Ces concessions ont-elles été suffisantes pour faire accepter la réforme à une majorité de cheminots ? Si le mouvement de grève a été peu suivi peut être est-ce aussi à cause d’une certaine prise de conscience que le modèle ferroviaire est en train d’évoluer et que la SNCF doit de toute urgence s’adapter au changement d’environnement économique au risque sinon de sombrer.
- Lorsque la SNCF augmente ses tarifs, elle est pointée du doigt par la ministre de l’Environnement qui tacle un mauvais signal pour l’environnement et lui demande de rester un acteur du transport de masse. Mais également par les fédérations d’usagers qui lui reprochent de fermer des lignes et de ne conserver que les portions de réseau les plus rentables du territoire ;
- Quant à développer de nouvelles capacités, la SNCF ne peut le faire aujourd’hui sans faire participer les collectivités, elles-mêmes sous la pression de la baisse des dotations. Le meilleur exemple est la bagarre qui est en train de se dérouler autour de la construction de la LGV Tours-Bordeaux. Les péages nécessaires pour amortir les frais de construction (30 millions d’euros le km dans le cas de la LGV Tours-Bordeaux) sont si élevés que l’opérateur ferroviaire ne peut rentabiliser l’exploitation qu’en réduisant la fréquence et les dessertes qu’aux sillons les plus rentables, ce dont les collectivités co-financeuses ne veulent pas entendre parler, au nom de l’aménagement du territoire et de la défense du service public. C’est l’impasse économique du « tout grande vitesse ». À propos de la ligne Tours-Bordeaux, Le Figaro du 12 mars indique « cette nouvelle LGV se traduira par une perte de 100 à 200 millions par an pour la SNCF ». « Nous perdrons indéfiniment de l'argent sur cette ligne », résume Rachel Picard, la directrice général de Voyages SNCF qui comprend l'activité TGV de la SNCF ;
- C’est la raison pour laquelle la Cour des comptes somme la SNCF de revoir sa coûteuse politique de lignes à grande vitesse ou lui propose de remplacer les trains d’équilibre du territoire lourdement déficitaires par des lignes d’autocars.

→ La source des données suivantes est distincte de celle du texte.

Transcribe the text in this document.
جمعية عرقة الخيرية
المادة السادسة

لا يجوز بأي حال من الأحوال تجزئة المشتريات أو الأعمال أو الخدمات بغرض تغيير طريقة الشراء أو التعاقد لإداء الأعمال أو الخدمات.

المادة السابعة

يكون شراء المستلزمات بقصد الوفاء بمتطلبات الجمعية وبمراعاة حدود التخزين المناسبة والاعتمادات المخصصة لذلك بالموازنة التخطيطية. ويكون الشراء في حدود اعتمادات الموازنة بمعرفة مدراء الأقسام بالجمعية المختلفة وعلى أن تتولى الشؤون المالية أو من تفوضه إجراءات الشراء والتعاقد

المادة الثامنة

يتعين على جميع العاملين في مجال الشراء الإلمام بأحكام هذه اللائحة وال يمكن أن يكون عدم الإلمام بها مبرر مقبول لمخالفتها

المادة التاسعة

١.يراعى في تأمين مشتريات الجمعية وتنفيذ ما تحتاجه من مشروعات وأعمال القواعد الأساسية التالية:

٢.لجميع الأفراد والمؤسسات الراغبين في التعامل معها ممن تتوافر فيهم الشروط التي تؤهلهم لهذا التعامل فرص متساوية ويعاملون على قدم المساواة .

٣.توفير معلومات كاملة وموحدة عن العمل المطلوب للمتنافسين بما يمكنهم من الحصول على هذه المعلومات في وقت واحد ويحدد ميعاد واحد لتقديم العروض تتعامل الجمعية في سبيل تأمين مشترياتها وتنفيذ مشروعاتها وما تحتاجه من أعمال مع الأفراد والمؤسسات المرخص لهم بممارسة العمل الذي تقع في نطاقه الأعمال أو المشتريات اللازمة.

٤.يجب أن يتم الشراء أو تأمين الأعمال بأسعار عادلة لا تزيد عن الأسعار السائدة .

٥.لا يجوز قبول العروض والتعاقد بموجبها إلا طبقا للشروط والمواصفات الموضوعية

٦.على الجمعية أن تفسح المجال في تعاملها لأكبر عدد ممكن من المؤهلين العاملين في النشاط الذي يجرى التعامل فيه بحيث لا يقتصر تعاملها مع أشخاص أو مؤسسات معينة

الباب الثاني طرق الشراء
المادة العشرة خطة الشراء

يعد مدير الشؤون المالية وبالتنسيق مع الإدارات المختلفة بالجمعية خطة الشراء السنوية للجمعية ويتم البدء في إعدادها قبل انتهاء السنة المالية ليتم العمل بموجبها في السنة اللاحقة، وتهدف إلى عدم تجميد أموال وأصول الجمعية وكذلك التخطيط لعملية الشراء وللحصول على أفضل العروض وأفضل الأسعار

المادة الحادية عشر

En clair, la Cour des comptes réclame des économies à la SNCF n’hésitant pas à rappeler que chaque année le système ferroviaire bénéficie de 13 milliards d’euros de subventions publiques ;
- Idem, pour les transports régionaux. Les régions ne veulent plus payer les yeux fermés pour des conventions dont elles ne sont pas satisfaites (coût, ponctualité, dessertes). Elles sont de plus en plus nombreuses à réclamer des audits des prestations de la SNCF. Les futures régions qui seront encore plus puissantes vont de surcroît récupérer la compétence transport des départements, à savoir le transport interurbain pour lequel des délégations de service public pouvaient être confiées par convention y compris à des opérateurs privés ;
- Acculée par un endettement phénoménal de 44 milliards d’euros, la SNCF doit pourtant investir pour assurer au minimum l’entretien et la rénovation des voies, dont le problème est devenu patent depuis l’accident de Bretigny. Notons d’ailleurs que les syndicats de cheminots ont longtemps associé privatisation et insécurité ferroviaire au Royaume-Uni et que depuis le dramatique accident francilien, on découvre que le statut public n’a en rien protégé d’une très grave défaillance de son réseau entraînant une vraie remise en cause des process de sécurité de l’entreprise.
La SNCF a longtemps pensé qu’elle pourrait bénéficier de la concurrence à l’étranger en verrouillant le marché français. Une attitude qui évitait toute remise en cause, notamment sur le front syndical. Cette défense du monopole SNCF s’est faite en mélangeant dans la plus grande confusion transport public, missions publiques et statut public. Mais comme le rappelait déjà sévèrement le Sénat dès 1996 « La SNCF n’est pas un service public dont l’accès doit être offert à chacun, quelle que soit sa situation sur le territoire… » il existe seulement des missions de service public, missions qui sont limitées :
- Elles concernent essentiellement les tarifs sociaux ;
- Les lignes d’intérêt national ou régional, trains d’équilibre du territoire, liaisons qui sont fortement déficitaires.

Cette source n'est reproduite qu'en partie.